The bubbles generated due to cavitation in the half cycle C do not remain in the generated portions. Accordingly, the thing may be cleaned when the cavity is generated by the ultrasonic wave. Therefore, in the cleaning methods using the one frequency and the three frequencies, because the cleaning is performed by cavitation in only the large amplitude portions of the ultrasonic wave, the cleaning is not uniformly performed.

Referring to FIG. 5, in the cleaning method according to the present invention, the vibrator 2 is connected through a fast switch 13 to an oscillator 10 of low frequency f₁ and an oscillator 11 of high frequency f₂. Then, after a signal from the oscillator 10 is supplied through the fast switch 13 to the vibrator 2 at a very short time interval (a few milli-seconds to 10 milli-seconds) and an ultrasonic wave of low frequency f₁ is generated from the vibrator 2 in the very short time interval, a signal from the oscillator 11 is supplied through the fast switch 13 to the vibrator 2 in a very short time interval (a few ms to 10 ms) and an ultrasonic wave of the high frequency f₂ is generated from the vibrator 2 in the very short time interval.

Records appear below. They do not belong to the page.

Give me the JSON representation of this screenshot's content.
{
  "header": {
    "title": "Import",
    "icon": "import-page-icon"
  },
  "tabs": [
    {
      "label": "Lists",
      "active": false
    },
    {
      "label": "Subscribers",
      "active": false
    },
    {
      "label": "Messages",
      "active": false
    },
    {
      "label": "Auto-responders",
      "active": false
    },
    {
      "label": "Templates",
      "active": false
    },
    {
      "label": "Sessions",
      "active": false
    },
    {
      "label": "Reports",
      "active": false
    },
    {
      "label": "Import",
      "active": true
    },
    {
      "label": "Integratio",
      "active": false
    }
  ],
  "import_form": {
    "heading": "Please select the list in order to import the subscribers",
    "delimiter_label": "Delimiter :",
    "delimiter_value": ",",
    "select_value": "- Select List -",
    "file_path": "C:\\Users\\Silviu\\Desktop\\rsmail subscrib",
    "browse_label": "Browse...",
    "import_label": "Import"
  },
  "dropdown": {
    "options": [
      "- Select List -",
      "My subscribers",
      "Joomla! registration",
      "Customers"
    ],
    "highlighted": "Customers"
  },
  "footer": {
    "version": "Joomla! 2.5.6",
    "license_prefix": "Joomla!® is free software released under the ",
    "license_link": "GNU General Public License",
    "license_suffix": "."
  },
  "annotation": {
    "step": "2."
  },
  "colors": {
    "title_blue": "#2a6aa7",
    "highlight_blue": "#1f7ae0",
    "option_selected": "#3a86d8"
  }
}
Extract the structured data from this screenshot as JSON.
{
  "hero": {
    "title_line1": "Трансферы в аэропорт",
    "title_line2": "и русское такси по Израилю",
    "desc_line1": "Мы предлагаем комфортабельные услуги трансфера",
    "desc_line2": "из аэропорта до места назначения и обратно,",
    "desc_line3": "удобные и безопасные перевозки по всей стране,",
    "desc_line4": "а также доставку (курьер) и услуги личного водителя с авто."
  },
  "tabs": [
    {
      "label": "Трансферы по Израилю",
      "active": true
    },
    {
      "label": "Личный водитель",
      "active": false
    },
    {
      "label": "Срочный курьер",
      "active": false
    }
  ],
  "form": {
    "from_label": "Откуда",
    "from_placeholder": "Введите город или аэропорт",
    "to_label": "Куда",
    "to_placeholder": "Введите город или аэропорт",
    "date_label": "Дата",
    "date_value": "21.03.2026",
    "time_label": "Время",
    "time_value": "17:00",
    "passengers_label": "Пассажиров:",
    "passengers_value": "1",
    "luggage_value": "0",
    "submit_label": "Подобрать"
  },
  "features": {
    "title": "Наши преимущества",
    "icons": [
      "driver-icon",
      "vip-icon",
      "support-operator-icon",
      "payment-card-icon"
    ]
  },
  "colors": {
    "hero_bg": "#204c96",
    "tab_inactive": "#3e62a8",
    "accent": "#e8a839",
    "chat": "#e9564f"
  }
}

In the present invention, as shown in FIG. 6 (a), firstly large bubbles 14 are generated at areas A, B and C in liquid 4 in the tank 1 due to the ultrasonic wave of the low frequency f₁. Then, even if the same ultrasonic wave of the low frequency f₁ is next emitted in the liquid 4, the ultrasonic wave is reflected nearly 100% by the large bubbles 14 in the area C. Therefore, when the large bubbles 14 are shifted from the large amplitude portions A, B and C to the upper positions due to buoyancy, the ultrasonic wave of the high frequency f₂ from the vibrator 2 is emitted to the liquid 4, whereby the large bubbles 14 generated due to the ultrasonic wave of the low frequency f₁ are broken by the high sound pressure of the ultrasonic wave of the high frequency f₂ and small bubbles 15 forming the next large bubbles are generated as shown in FIG. 6(b). Also, when the ultrasonic wave of the low frequency f₁ is emitted to the liquid 4 in the tank 1, the large bubbles 14 are explosively generated due to the small bubbles 15. Therefore, as shown in FIG. 6(c), the large bubbles 14 are spread in the whole of the tank 1. A large cleaning effect is obtained by forming and breaking large bubbles 14 with the ultrasonic waves of the high frequencies f₁ and f₂.

In the present invention, the large bubbles 14 generated with the ultrasonic wave of the low frequency f₁ are broken with the ultrasonic wave of the high frequency f₂ and the small bubbles 15 are formed. Then, a plurality of large bubbles 14 are generated by the small bubbles 15 in the whole of the liquid 14 in the tank 1 and are broken with the next ultrasonic wave of the high frequency f₂. The cleaning effect is improved by the forming and the breaking of the large bubbles 14 .

Claims

1. A cleaning method using cavitation, comprising the step of alternately emitting a pulse-like ultrasonic wave of a first frequency and a ultrasonic wave of a second, higher frequency to a liquid in a cleaning tank, whereby a first cavitation generated with the ultrasonic wave of the first frequency is changed to a second, smaller cavitation with the ultrasonic wave of the second frequency and the second cavitation provides a basis of the next generation of a first cavitation, so that the first cavitation is effectively generated in all areas of the cleaning tank.

2. A cleaning method for using cavitation as set forth claim 1 wherein times for emitting ultrasonic waves of low frequency and high frequency are 1 ms to 10 ms respectively.